Ein konkretes Beispiel aus dem Berufsalltag
Betrachten wir die Situation von Alex, einer Führungskraft in einer Berliner Marketingagentur. Alex identifiziert sich als genderfluid und nutzt die Pronomen-Kombination „er/they“. Im Arbeitsalltag bedeutet das für das Team keine unüberwindbare Hürde, sondern schlicht eine kurze Umgewöhnung. Wenn Kollegen über Alex sprechen, sagen sie beispielsweise: „Alex hat die Präsentation fertiggestellt. Er hat wirklich hervorragende Arbeit geleistet.“ Ein paar Sätze später heißt es vielleicht: „Ich habe thematisch Rücksprache mit Alex gehalten, they hat mir direkte Rückmeldung gegeben.“ Durch diese Kombination fühlt sich Alex im professionellen Umfeld respektiert und repräsentiert, ohne dass die betriebliche Kommunikation ins Stocken gerät. Das Beispiel zeigt deutlich, wie leicht sich solche Anpassungen in den alltäglichen Sprachgebrauch integrieren lassen.
Was Experten dazu sagen
Sprachwissenschaftler und Soziologen beobachten den Trend zu zwei Pronomen mit großem Interesse. Experten sind sich einig, dass Sprache kein starres Gebilde ist, sondern sich dynamisch an gesellschaftliche Veränderungen anpasst. Die Angabe von zwei Pronomen – wie etwa sie/ihr oder er/they – wird von vielen Linguisten als Zeichen für eine inklusivere Kommunikation gewertet. Es signalisiert nicht nur die eigene Genderidentität, sondern schafft auch einen sicheren Raum für andere, ihre Präferenzen unaufgefordert zu teilen.

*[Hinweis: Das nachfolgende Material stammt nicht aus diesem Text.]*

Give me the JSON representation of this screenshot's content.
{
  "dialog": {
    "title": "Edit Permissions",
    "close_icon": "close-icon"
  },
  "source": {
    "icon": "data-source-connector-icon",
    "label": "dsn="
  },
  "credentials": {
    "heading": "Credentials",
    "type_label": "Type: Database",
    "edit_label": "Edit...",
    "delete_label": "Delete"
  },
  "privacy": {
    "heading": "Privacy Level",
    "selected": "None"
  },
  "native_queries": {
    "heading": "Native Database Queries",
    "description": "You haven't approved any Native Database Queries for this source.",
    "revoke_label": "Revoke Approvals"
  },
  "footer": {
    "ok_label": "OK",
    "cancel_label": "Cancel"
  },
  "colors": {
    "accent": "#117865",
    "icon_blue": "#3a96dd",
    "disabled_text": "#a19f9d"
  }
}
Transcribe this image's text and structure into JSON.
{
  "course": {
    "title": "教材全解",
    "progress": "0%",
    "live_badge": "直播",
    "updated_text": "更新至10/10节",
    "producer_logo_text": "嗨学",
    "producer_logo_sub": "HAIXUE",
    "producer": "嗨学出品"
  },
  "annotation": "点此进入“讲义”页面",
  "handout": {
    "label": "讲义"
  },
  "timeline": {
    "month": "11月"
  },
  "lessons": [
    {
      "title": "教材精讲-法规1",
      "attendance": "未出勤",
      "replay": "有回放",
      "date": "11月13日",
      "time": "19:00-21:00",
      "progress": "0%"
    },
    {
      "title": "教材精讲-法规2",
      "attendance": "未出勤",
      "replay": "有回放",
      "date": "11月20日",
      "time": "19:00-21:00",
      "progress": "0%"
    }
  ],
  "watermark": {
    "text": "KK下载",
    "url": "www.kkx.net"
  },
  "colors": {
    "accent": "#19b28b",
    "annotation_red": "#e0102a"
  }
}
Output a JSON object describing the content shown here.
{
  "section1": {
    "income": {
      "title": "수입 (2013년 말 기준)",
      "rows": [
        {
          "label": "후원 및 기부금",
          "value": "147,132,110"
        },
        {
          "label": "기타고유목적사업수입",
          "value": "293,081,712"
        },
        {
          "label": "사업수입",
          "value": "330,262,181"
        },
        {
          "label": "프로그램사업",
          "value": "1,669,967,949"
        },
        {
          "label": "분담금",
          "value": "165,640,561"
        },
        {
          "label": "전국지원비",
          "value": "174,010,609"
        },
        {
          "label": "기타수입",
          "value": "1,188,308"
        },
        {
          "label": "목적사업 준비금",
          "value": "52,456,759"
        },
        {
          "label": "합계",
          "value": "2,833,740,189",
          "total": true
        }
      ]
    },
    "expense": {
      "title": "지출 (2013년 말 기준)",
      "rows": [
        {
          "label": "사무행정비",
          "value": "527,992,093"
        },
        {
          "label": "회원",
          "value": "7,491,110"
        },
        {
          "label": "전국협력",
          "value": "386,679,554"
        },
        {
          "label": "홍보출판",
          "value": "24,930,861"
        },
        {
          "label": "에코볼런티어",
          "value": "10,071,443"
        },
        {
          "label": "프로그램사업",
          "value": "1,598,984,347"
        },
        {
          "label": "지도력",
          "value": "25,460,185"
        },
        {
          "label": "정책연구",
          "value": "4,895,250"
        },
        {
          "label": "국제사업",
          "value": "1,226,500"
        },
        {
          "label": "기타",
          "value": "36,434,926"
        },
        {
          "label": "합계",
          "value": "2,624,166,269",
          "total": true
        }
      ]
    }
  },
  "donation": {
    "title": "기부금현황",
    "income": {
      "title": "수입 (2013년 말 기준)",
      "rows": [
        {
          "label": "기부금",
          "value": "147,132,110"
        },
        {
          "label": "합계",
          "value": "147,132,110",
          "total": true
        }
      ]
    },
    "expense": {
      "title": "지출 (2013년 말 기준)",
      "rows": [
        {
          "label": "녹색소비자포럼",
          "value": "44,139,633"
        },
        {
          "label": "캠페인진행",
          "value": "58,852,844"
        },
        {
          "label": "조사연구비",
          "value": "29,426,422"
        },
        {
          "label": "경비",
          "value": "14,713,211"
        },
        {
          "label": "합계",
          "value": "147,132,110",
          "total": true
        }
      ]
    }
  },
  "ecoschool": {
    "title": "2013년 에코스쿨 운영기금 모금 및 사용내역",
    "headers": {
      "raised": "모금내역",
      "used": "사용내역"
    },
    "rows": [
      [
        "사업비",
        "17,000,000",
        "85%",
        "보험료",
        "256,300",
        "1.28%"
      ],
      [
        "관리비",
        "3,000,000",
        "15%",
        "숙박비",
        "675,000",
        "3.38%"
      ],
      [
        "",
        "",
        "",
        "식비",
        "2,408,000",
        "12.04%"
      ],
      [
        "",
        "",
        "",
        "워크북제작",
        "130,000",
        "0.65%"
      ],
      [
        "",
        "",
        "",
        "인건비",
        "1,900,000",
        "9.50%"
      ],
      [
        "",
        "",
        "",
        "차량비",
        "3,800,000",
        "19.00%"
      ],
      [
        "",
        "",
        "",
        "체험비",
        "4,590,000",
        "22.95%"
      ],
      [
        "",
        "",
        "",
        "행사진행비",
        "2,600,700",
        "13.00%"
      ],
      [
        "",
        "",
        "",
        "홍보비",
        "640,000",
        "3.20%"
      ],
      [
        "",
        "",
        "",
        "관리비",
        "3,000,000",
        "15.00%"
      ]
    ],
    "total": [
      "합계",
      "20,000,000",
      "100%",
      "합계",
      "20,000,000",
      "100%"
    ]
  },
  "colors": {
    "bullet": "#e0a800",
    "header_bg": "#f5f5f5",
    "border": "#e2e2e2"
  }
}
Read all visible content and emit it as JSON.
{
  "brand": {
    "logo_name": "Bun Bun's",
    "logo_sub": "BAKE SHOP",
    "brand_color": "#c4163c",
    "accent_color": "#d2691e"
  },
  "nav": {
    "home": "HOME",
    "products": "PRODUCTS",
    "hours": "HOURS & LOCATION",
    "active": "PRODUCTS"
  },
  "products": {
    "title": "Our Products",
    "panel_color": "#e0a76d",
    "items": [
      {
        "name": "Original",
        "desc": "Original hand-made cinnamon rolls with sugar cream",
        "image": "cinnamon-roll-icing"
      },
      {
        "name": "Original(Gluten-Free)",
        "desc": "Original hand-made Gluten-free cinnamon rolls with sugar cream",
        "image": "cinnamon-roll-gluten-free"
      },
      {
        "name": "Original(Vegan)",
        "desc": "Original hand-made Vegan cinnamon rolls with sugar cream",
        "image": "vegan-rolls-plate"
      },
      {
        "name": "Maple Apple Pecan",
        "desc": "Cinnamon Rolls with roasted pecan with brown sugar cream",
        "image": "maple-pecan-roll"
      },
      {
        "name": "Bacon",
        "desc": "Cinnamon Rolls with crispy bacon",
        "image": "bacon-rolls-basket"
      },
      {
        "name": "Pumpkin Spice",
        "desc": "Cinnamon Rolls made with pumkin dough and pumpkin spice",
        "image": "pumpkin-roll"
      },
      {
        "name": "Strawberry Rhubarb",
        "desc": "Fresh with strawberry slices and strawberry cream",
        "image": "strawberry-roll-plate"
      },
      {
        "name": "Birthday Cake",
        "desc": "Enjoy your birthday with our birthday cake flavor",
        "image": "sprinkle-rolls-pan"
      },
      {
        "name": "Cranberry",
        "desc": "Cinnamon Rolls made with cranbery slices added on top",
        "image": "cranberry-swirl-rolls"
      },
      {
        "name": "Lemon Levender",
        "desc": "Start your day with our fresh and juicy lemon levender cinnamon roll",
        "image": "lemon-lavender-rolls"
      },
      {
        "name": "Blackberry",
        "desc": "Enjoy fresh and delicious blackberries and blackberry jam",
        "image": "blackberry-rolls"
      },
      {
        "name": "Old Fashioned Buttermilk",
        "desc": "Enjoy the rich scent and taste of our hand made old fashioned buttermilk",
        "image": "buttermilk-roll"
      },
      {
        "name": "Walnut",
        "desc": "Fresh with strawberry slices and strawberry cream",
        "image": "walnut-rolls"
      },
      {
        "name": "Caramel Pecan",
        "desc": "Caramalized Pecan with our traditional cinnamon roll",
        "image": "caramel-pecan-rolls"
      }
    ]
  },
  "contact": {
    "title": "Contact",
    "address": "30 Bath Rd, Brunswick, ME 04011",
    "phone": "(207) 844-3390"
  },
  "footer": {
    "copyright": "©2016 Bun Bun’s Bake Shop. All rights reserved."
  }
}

Kritiker wenden manchmal ein, dass dies die Sprache unnötig verkompliziere. Psychologen betonen jedoch, dass die schlichte Anerkennung der gewünschten Anrede das Zugehörigkeitsgefühl und das mentale Wohlbefinden von geschlechtlichen Minderheiten erheblich steigert. Es geht also weniger um grammatikalische Perfektion als vielmehr um zwischenmenschlichen Respekt und Sichtbarkeit im Alltag.
Häufig gestellte Fragen
Muss ich beide genannten Pronomen abwechselnd verwenden?
Das hängt ganz von der Person ab. In den meisten Fällen bedeutet die Angabe von zwei Pronomen, dass die Person mit beiden Varianten völlig zufrieden ist. Manche bevorzugen eine gleichmäßige Mischung, während andere einfach flexibel sind und der lesenden oder sprechenden Person die Wahl überlassen möchten. Wenn Sie sich unsicher sind, ist es völlig höflich und akzeptabel, direkt nachzufragen, wie die Person am liebsten angesprochen werden möchte.
Was mache ich, wenn ich versehentlich das falsche Pronomen verwende?
Fehler passieren, besonders wenn ein Sprachgebrauch neu für Sie ist. Die beste Reaktion ist eine kurze, aufrichtige Entschuldigung, die sofortige Korrektur im Satz und das Weiterführen des Gesprächs. Übermäßige Dramatisierung oder lange Rechtfertigungen sind meist unangenehm für das Gegenüber. Entscheidend ist der sichtbare Wille, die Identität der anderen Person zu respektieren und es beim nächsten Mal besser zu machen.
Eine Frage an Sie
Wenn Sprache unser Denken formt und Räume für Vielfalt schaffen kann: Sind zwei Pronomen nur eine vorübergehende Modeerscheinung des digitalen Zeitalters oder der Beginn einer längst überfälligen Evolution unserer alltäglichen Kommunikation?